Frank would return more permanently in 2004 Power Rangers Dino Thunder, this time as a mentor: Dr. Tommy Oliver, his high school student who apparently earned a Ph.D. in archeology (and a sick mid-2000s soul patch) in the years following Rangerhood. While he spent the first few episodes teaching misfit high schoolers how to become Power Rangers, he quickly transformed into the Black Dino Ranger. “Aren’t you a little old for that, Tommy?” the episode’s villain purrs him. His response, just before transforming for the first time in years? “I may be old, but I can still get by.”

The five Power Rangers standing and posing

Image: ABC Television

Implausibility aside – this is a show about giant robots, after all – it was really nice to see Frank back on screen, now older and a more seasoned and confident performer. Gone is the shimmer of bad boy, balanced by a more paternal and professorial gentleness towards his young students. He was the Giles to them buffy the vampire slayerif Giles looked a little more like Scott Stapp.

Frank would pop up in a few more cameos after Dino Thundermainly in other birthday promotions (Super Megaforce and a recent one in super ninja steel). He even appeared in the 2017 Power Rangers reboot alongside former Pink Ranger Amy Jo Johnson. But his omnipresence in the franchise never looked like an out-of-work actor continually returning to a reliable cash cow. Instead, it looked, however naively, like a former statesman checking up on the legacy he left behind.

This love for the franchise extended to his fans, and Frank always seemed to take the iconic status he achieved among multi-generational Ranger fans seriously.
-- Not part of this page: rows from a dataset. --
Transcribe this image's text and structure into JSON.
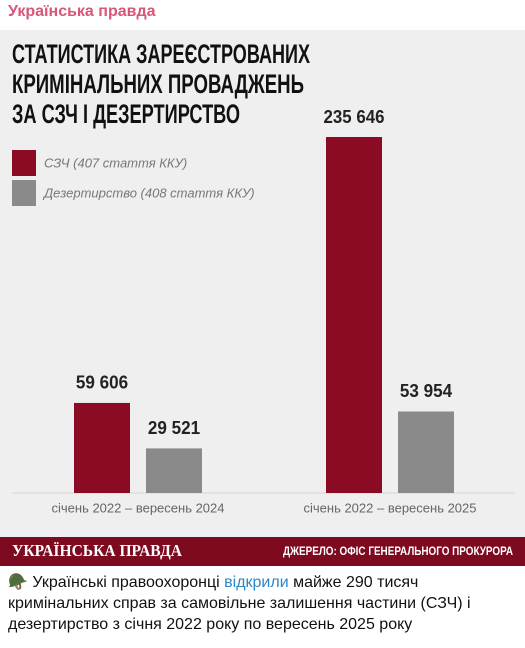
{
  "channel": "Українська правда",
  "chart_data": {
    "type": "bar",
    "title": [
      "СТАТИСТИКА ЗАРЕЄСТРОВАНИХ",
      "КРИМІНАЛЬНИХ ПРОВАДЖЕНЬ",
      "ЗА СЗЧ І ДЕЗЕРТИРСТВО"
    ],
    "categories": [
      "січень 2022 – вересень 2024",
      "січень 2022 – вересень 2025"
    ],
    "series": [
      {
        "name": "СЗЧ (407 стаття ККУ)",
        "color": "#8b0a24",
        "values": [
          59606,
          235646
        ],
        "value_labels": [
          "59 606",
          "235 646"
        ]
      },
      {
        "name": "Дезертирство (408 стаття ККУ)",
        "color": "#8a8a8a",
        "values": [
          29521,
          53954
        ],
        "value_labels": [
          "29 521",
          "53 954"
        ]
      }
    ],
    "brand": "УКРАЇНСЬКА ПРАВДА",
    "source": "ДЖЕРЕЛО: ОФІС ГЕНЕРАЛЬНОГО ПРОКУРОРА"
  },
  "post": {
    "parts": [
      "🪖 Українські правоохоронці ",
      "відкрили",
      " майже 290 тисяч кримінальних справ за самовільне залишення частини (СЗЧ) і дезертирство з січня 2022 року по вересень 2025 року"
    ]
  }
}
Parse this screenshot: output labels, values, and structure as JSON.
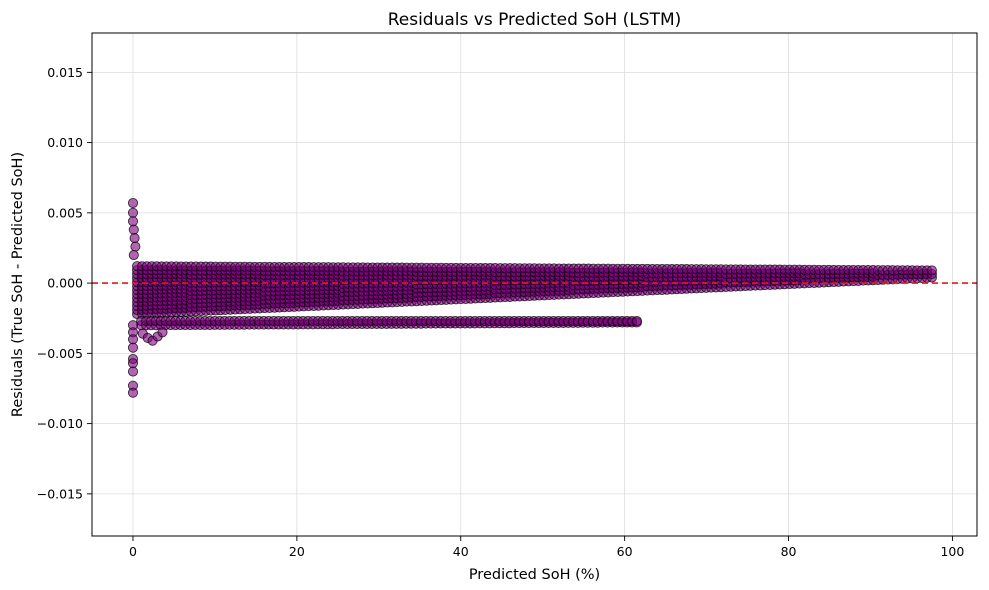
{
  "chart_data": {
    "type": "scatter",
    "title": "Residuals vs Predicted SoH (LSTM)",
    "xlabel": "Predicted SoH (%)",
    "ylabel": "Residuals (True SoH - Predicted SoH)",
    "xlim": [
      -5,
      103
    ],
    "ylim": [
      -0.018,
      0.0178
    ],
    "x_ticks": [
      0,
      20,
      40,
      60,
      80,
      100
    ],
    "x_tick_labels": [
      "0",
      "20",
      "40",
      "60",
      "80",
      "100"
    ],
    "y_ticks": [
      0.015,
      0.01,
      0.005,
      0.0,
      -0.005,
      -0.01,
      -0.015
    ],
    "y_tick_labels": [
      "0.015",
      "0.010",
      "0.005",
      "0.000",
      "−0.005",
      "−0.010",
      "−0.015"
    ],
    "grid": true,
    "reference_line": {
      "y": 0,
      "color": "#e31a1c",
      "style": "dashed"
    },
    "colors": {
      "marker_fill": "#800080",
      "marker_edge": "#000000"
    },
    "series": [
      {
        "bands": [
          {
            "x_start": 0.5,
            "x_end": 97.5,
            "y_upper_start": 0.0012,
            "y_upper_end": 0.0009,
            "y_lower_start": -0.0022,
            "y_lower_end": 0.0004
          },
          {
            "x_start": 1,
            "x_end": 61.5,
            "y_upper_start": -0.0027,
            "y_upper_end": -0.0027,
            "y_lower_start": -0.003,
            "y_lower_end": -0.0028
          }
        ],
        "spike_points": [
          [
            0,
            0.0057
          ],
          [
            0,
            0.005
          ],
          [
            0,
            0.0044
          ],
          [
            0.1,
            0.0038
          ],
          [
            0.2,
            0.0032
          ],
          [
            0.3,
            0.0026
          ],
          [
            0.1,
            0.002
          ],
          [
            0,
            -0.003
          ],
          [
            0,
            -0.0035
          ],
          [
            0,
            -0.004
          ],
          [
            0,
            -0.0046
          ],
          [
            0,
            -0.0054
          ],
          [
            0,
            -0.0057
          ],
          [
            0,
            -0.0063
          ],
          [
            0,
            -0.0073
          ],
          [
            0,
            -0.0078
          ],
          [
            1.2,
            -0.0036
          ],
          [
            1.8,
            -0.0039
          ],
          [
            2.4,
            -0.0041
          ],
          [
            3.0,
            -0.0038
          ],
          [
            3.6,
            -0.0035
          ]
        ]
      }
    ]
  }
}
He was a regular at conventions and appeared in fan projects and voice-overs for spin-off games and other media. (Shortly before his death by suicide last week, he had wrapped production on Legend of the White Dragona Kickstarter-funded fan film heavily inspired by Rangers and featuring several other Rangers alumni.)

It’s clear that Tommy meant a lot to Jason David Frank, just as the man himself did to the legions of fans who grew up watching Tommy spin, ruminate and eyat-se-eyah his way through the most exciting part of their childhood. In the narrow but powerful niche Power Rangers sculpted, Frank was an icon, someone who matured as a performer the longer he kept his Power Coin. In other circumstances, it might have been mentioned in the same breath as JCVD. But part of me hopes (and thinks) he was happy with the legacy he created for himself. May the Power protect him.